Book Report: Jump the Shark by Jon Hein (2002)
I know, I know. I've read a
book based on the Darwin Awards, which is a Web phenomenon. I bought Philip Kaplan's book, even though his site right there on the blogroll. I read a complete book of Urban Legends even though Snopes is on the blogroll, too. So it should not shock you, gentle reader, that I bought
this book when I found it on the discount rack at A Clean Well Lighted Place for Books in San Francisco this weekend. Face it, I like reading the Internet when someone else prints and binds it for me.
The book
Jump the Shark distills
the Web site.
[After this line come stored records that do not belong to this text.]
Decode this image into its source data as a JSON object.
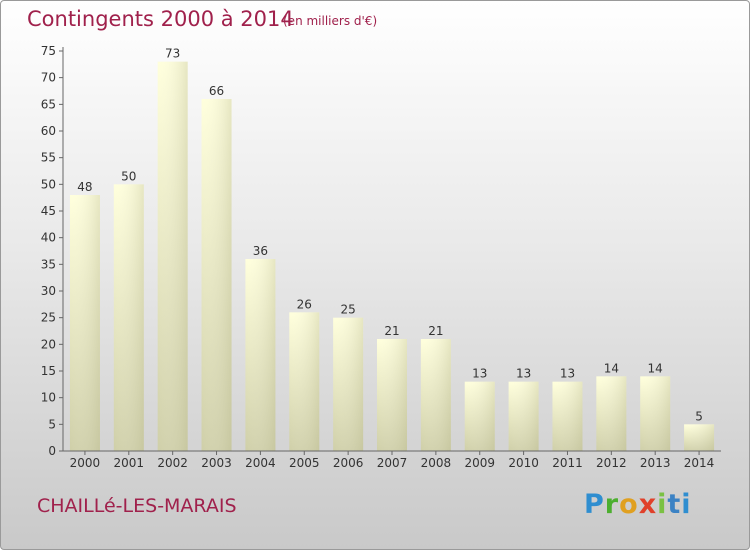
{
  "header": {
    "title": "Contingents 2000 à 2014",
    "unit": "(en milliers d'€)"
  },
  "footer": {
    "commune": "CHAILLé-LES-MARAIS",
    "logo_text": "Proxiti"
  },
  "colors": {
    "title": "#a0214c",
    "bar_top": "#ffffdc",
    "bar_bottom": "#cfcfa8",
    "axis": "#555555"
  },
  "chart_data": {
    "type": "bar",
    "categories": [
      "2000",
      "2001",
      "2002",
      "2003",
      "2004",
      "2005",
      "2006",
      "2007",
      "2008",
      "2009",
      "2010",
      "2011",
      "2012",
      "2013",
      "2014"
    ],
    "values": [
      48,
      50,
      73,
      66,
      36,
      26,
      25,
      21,
      21,
      13,
      13,
      13,
      14,
      14,
      5
    ],
    "title": "Contingents 2000 à 2014",
    "ylim": [
      0,
      75
    ],
    "yticks": [
      0,
      5,
      10,
      15,
      20,
      25,
      30,
      35,
      40,
      45,
      50,
      55,
      60,
      65,
      70,
      75
    ],
    "grid": false,
    "data_labels": true
  }
}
The author picks a number of classic and recognized television shows and identifies a single moment where the show turned its corner and began its inevitable slide into mediocrity and from thence to DVD releases (although, when the site was created in 1997, who could have known how big those re-releases would be?).
The book devotes about 90 pages to television shows, so it selects from the Web site's extensive catalog. Then the book begins applying the concept to music bands.... and celebrities.... sports teams.... politics....
So I give kudos to the book for going beyond the Web site. The reflections on when bands lost their edges was fun (and prompted
my beautiful wife of six years to snatch it from my hands to read on a flight.
However, perhaps the extension of the metaphor to political personages and to political concepts was ill-advised. Communism jumped the shark with the fall of the Berlin Wall? So the purges, the famines, and the deaths of millions didn't register, but the made-for-television images and the pageantry of what might be called the final episode of Soviet Influence did. Hmm, that seems ill-advised. Suddenly, we've tripped from light humor into places where this reader wants to sniff a slight political bias from the author who lives in
New York with his wife and two kids. I didn't buy this book to sniff for political biases, nor to consider politics at all within the confines of this book.
So did this book, well, leap the mako? Not really. The short vignettes and page-or-so treatments made it an easy read, perfect for travel time or for those moments you can snatch during the day. It distills the Web site's often nebulous comments into succinct snark, but one should read the throwaway-trivia and asides with some skepticism. I found one blatant error in the book and a couple of asides that don't jog with my memory. But overall, the experience is positive, worth the five dollars I spent so that I could clutch its covers with white-knuckled eagerness instead of the arms of the airplane seat.